Antimicrobial secondary metabolites from Fusarium oxysporum R1 associated with the traditional Chinese medicinal plant Rumex madaio Makino were screened for many years by Fu et al. [12] using the one strain, many compounds (OSMAC) strategy. Two diastereomeric polyketides, neovasifuranones A and B, were obtained from their solid-rice-cultivated medium together with N-(2-phenylethyl)acetamide, 1-(3-hydroxy-2-methoxyphenyl)-ethanone, and 1,2-seco-trypacidin. Their planar structures were unambiguously determined using 1D NMR and MS spectroscopy techniques as well as comparison with the literature data. The accurate determination of the chemical structures of fungal products is of high priority.

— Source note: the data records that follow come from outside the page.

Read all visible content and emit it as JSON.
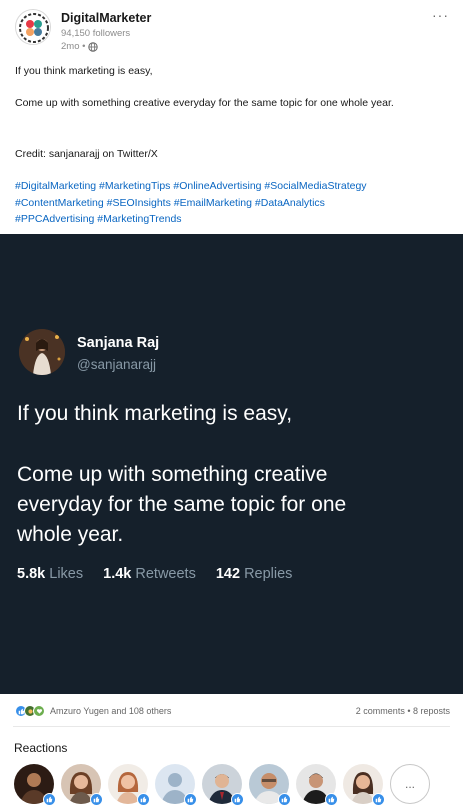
{
  "post": {
    "author": "DigitalMarketer",
    "followers": "94,150 followers",
    "age": "2mo •",
    "more_label": "···",
    "text_line1": "If you think marketing is easy,",
    "text_line2": "Come up with something creative everyday for the same topic for one whole year.",
    "credit": "Credit: sanjanarajj on Twitter/X",
    "hashtags": [
      "#DigitalMarketing",
      "#MarketingTips",
      "#OnlineAdvertising",
      "#SocialMediaStrategy",
      "#ContentMarketing",
      "#SEOInsights",
      "#EmailMarketing",
      "#DataAnalytics",
      "#PPCAdvertising",
      "#MarketingTrends"
    ]
  },
  "tweet": {
    "name": "Sanjana Raj",
    "handle": "@sanjanarajj",
    "line1": "If you think marketing is easy,",
    "line2": "Come up with something creative",
    "line3": "everyday for the same topic for one",
    "line4": "whole year.",
    "likes_count": "5.8k",
    "likes_label": "Likes",
    "retweets_count": "1.4k",
    "retweets_label": "Retweets",
    "replies_count": "142",
    "replies_label": "Replies"
  },
  "social": {
    "reactors_text": "Amzuro Yugen and 108 others",
    "counts_text": "2 comments • 8 reposts"
  },
  "reactions": {
    "heading": "Reactions",
    "more_label": "..."
  },
  "colors": {
    "link": "#0a66c2",
    "tweet_bg": "#15202b",
    "like_blue": "#378fe9"
  }
}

Yeasts producing semiochemicals are increasingly used in pest management programs; however, little is known about which yeasts populate cherry fruits, and no information is available on the volatiles that modify the behavior of cherry pests, including Rhagoletis cerasi flies. Eighty-two compounds were extracted by Mozūraitis et al. [13] from the headspaces of eleven yeast species associated with sweet and sour cherry fruits using solid-phase microextraction. Two-choice olfactometric tests revealed that R. cerasi flies preferred 3-methylbutyl propionate and 3-methyl-1-butanol but avoided 3-methylbutyl acetate. Yeast-producing behaviorally active compounds indicated a potential for use in pest monitoring and control of R. cerasi fruit flies, an economically important pest of cherry fruits.

Another food-related paper deals with the Issatchenkia terricola strain WJL-G4, which has great potential in red raspberry wine fermentation [14]. In the current study, I. terricola WJL-G4 was applied to decrease the content of citric acid in red raspberry juice, followed by the red raspberry wine preparation by Saccharomyces cerevisiae fermentation, aiming to investigate the influence of I. terricola WJL-G4 on the physicochemical properties, organic acids, phenolic compounds, and antioxidant activities during red raspberry wine processing.

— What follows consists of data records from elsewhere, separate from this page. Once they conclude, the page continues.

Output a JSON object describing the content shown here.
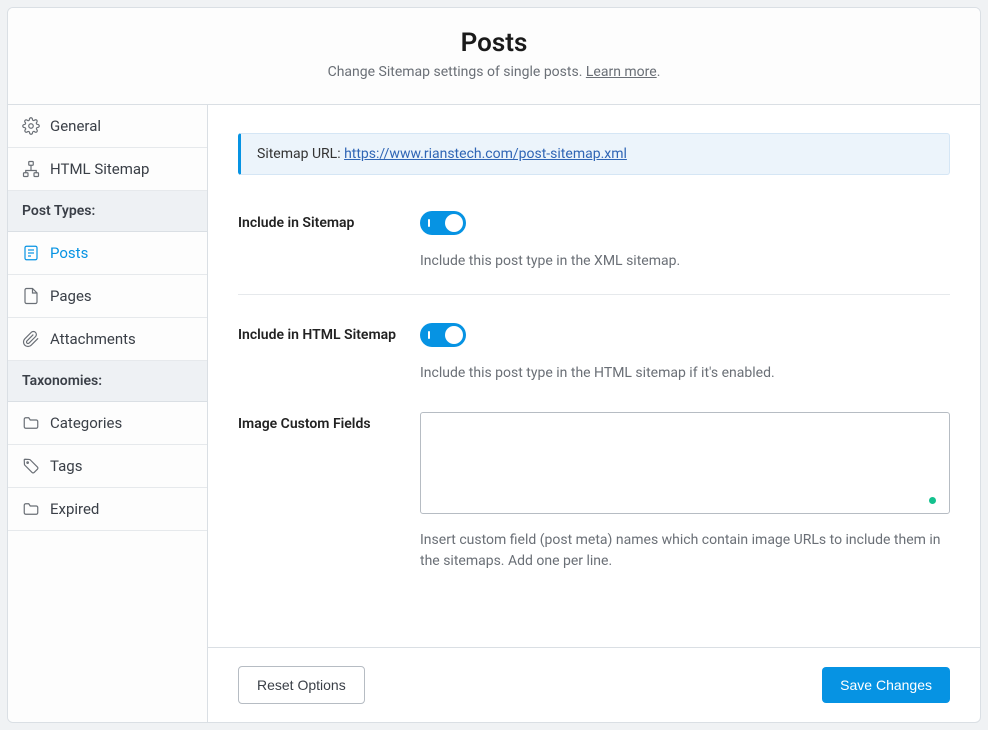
{
  "header": {
    "title": "Posts",
    "subtitle_before": "Change Sitemap settings of single posts. ",
    "learn_more": "Learn more",
    "subtitle_after": "."
  },
  "sidebar": {
    "general": "General",
    "html_sitemap": "HTML Sitemap",
    "section_post_types": "Post Types:",
    "posts": "Posts",
    "pages": "Pages",
    "attachments": "Attachments",
    "section_taxonomies": "Taxonomies:",
    "categories": "Categories",
    "tags": "Tags",
    "expired": "Expired"
  },
  "notice": {
    "label": "Sitemap URL: ",
    "url": "https://www.rianstech.com/post-sitemap.xml"
  },
  "fields": {
    "include_sitemap": {
      "label": "Include in Sitemap",
      "help": "Include this post type in the XML sitemap."
    },
    "include_html_sitemap": {
      "label": "Include in HTML Sitemap",
      "help": "Include this post type in the HTML sitemap if it's enabled."
    },
    "image_custom_fields": {
      "label": "Image Custom Fields",
      "value": "",
      "help": "Insert custom field (post meta) names which contain image URLs to include them in the sitemaps. Add one per line."
    }
  },
  "footer": {
    "reset": "Reset Options",
    "save": "Save Changes"
  }
}
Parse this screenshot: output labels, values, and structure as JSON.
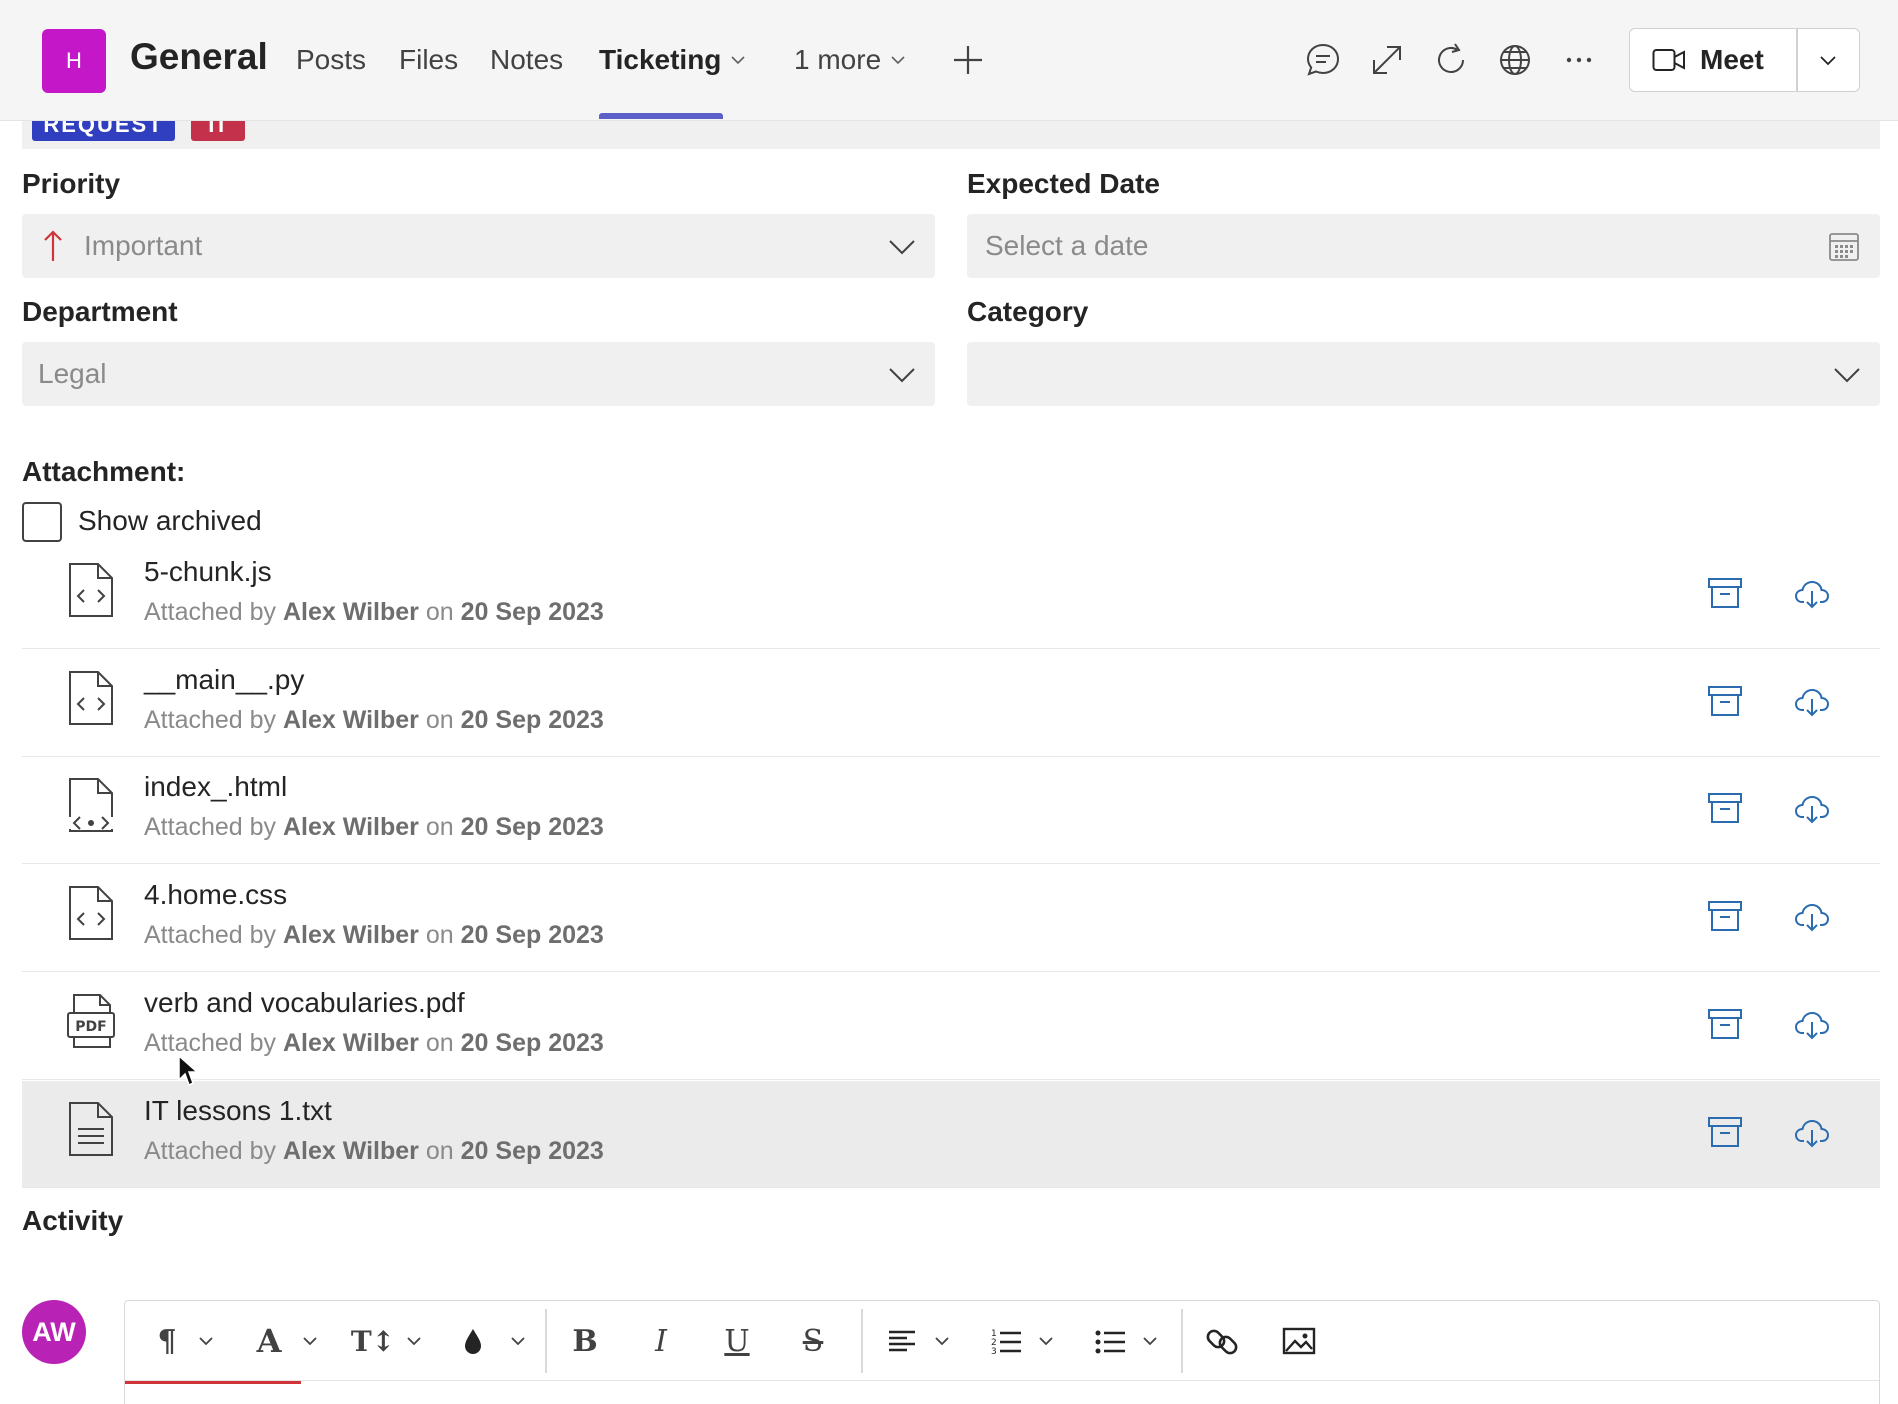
{
  "header": {
    "team_initial": "H",
    "channel_title": "General",
    "tabs": [
      {
        "label": "Posts"
      },
      {
        "label": "Files"
      },
      {
        "label": "Notes"
      },
      {
        "label": "Ticketing"
      },
      {
        "label": "1 more"
      }
    ],
    "meet_label": "Meet"
  },
  "tags": {
    "type": "REQUEST",
    "group": "IT"
  },
  "form": {
    "priority_label": "Priority",
    "priority_value": "Important",
    "expected_date_label": "Expected Date",
    "expected_date_placeholder": "Select a date",
    "department_label": "Department",
    "department_value": "Legal",
    "category_label": "Category",
    "category_value": ""
  },
  "attachments": {
    "label": "Attachment:",
    "show_archived_label": "Show archived",
    "attached_by_text": "Attached by",
    "on_text": "on",
    "items": [
      {
        "name": "5-chunk.js",
        "author": "Alex Wilber",
        "date": "20 Sep 2023",
        "icon": "code-file-icon"
      },
      {
        "name": "__main__.py",
        "author": "Alex Wilber",
        "date": "20 Sep 2023",
        "icon": "code-file-icon"
      },
      {
        "name": "index_.html",
        "author": "Alex Wilber",
        "date": "20 Sep 2023",
        "icon": "html-file-icon"
      },
      {
        "name": "4.home.css",
        "author": "Alex Wilber",
        "date": "20 Sep 2023",
        "icon": "code-file-icon"
      },
      {
        "name": "verb and vocabularies.pdf",
        "author": "Alex Wilber",
        "date": "20 Sep 2023",
        "icon": "pdf-file-icon"
      },
      {
        "name": "IT lessons 1.txt",
        "author": "Alex Wilber",
        "date": "20 Sep 2023",
        "icon": "text-file-icon"
      }
    ]
  },
  "activity": {
    "label": "Activity",
    "user_initials": "AW"
  },
  "colors": {
    "accent": "#5b5fc7",
    "team_avatar": "#c417c8",
    "user_avatar": "#b923b5",
    "action_icon": "#2b6cb0",
    "priority_arrow": "#d13438"
  }
}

Fungal enzymes also have a huge impact on human and animal life, nutrition, and health. A comprehensive review by El-Gendi et al. [15] elaborates on the different types and structures of fungal enzymes as well as the current status of the uses of fungal enzymes in various applications. Mycoproteins are currently a hot topic. The main findings by Derbyshire [16] showed that fungal mycoproteins could contribute to an array of health benefits across the animal and human lifespan, including improved lipid profiles, glycaemic markers, dietary fiber intakes, satiety effects, and muscle/myofibrillar protein synthesis. Continued research is needed in human nutrition, which would be worthwhile at both ends of the lifespan spectrum and in specific population subgroups.

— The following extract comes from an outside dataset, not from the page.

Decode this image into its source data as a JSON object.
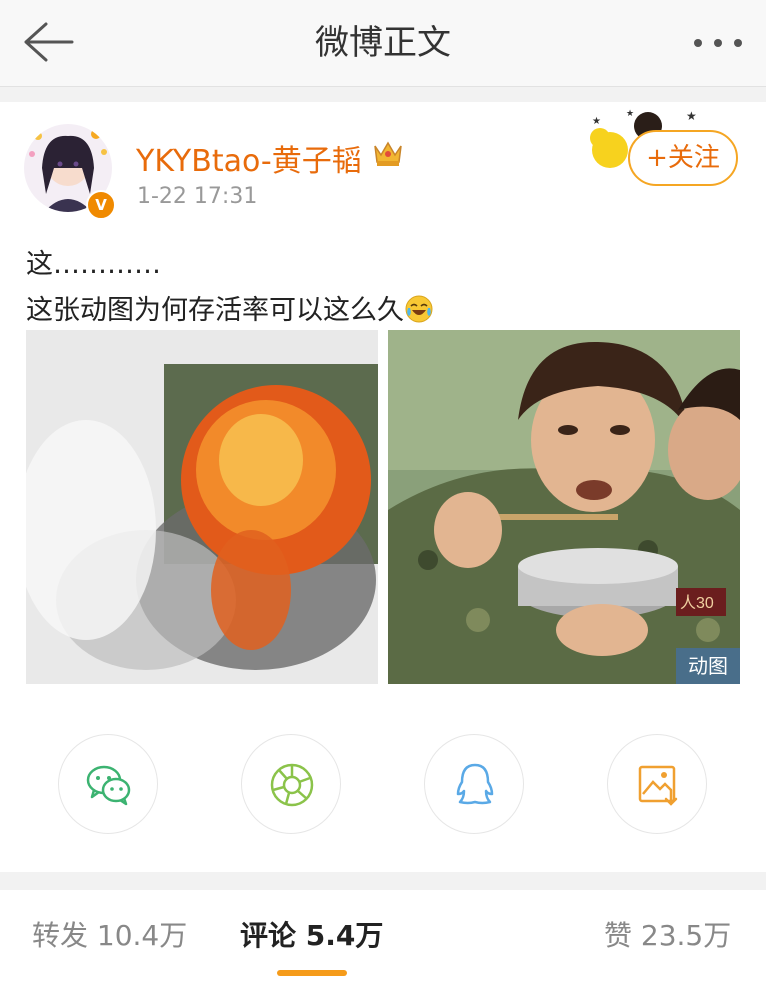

Research is also being conducted on the detrimental effects of filamentous fungi, such as those from multidrug-resistant species belonging to the Scedosporium genus [17] that are well recognized as saprophytic filamentous fungi found mainly in human-impacted areas and emerged as human pathogens in both immunocompetent and immunocompromised individuals. Last but not least, the final paper to be presented in this Special Issue attracts the attention of the reader to the fact that we live every day with and among filamentous fungi. Vaali et al. [18] aimed to establish an etiology-based connection between the symptoms experienced by the occupants of a workplace and the presence of toxic dampness microbiota in the building. Among the conclusions, the cytotoxicity test of the indoor air condensate is a promising tool for risk assessment in moisture-damaged buildings.

As a concluding remark, I, the Guest Editor, wish to thank all the authors and the reviewers for their significant contributions to this Special Issue and for making it a highly successful and timely collection of papers. Our acknowledgements also go to the whole MDPI team, i.e., assistant editors, editors, Editor-in-Chief, the production office, website management, etc.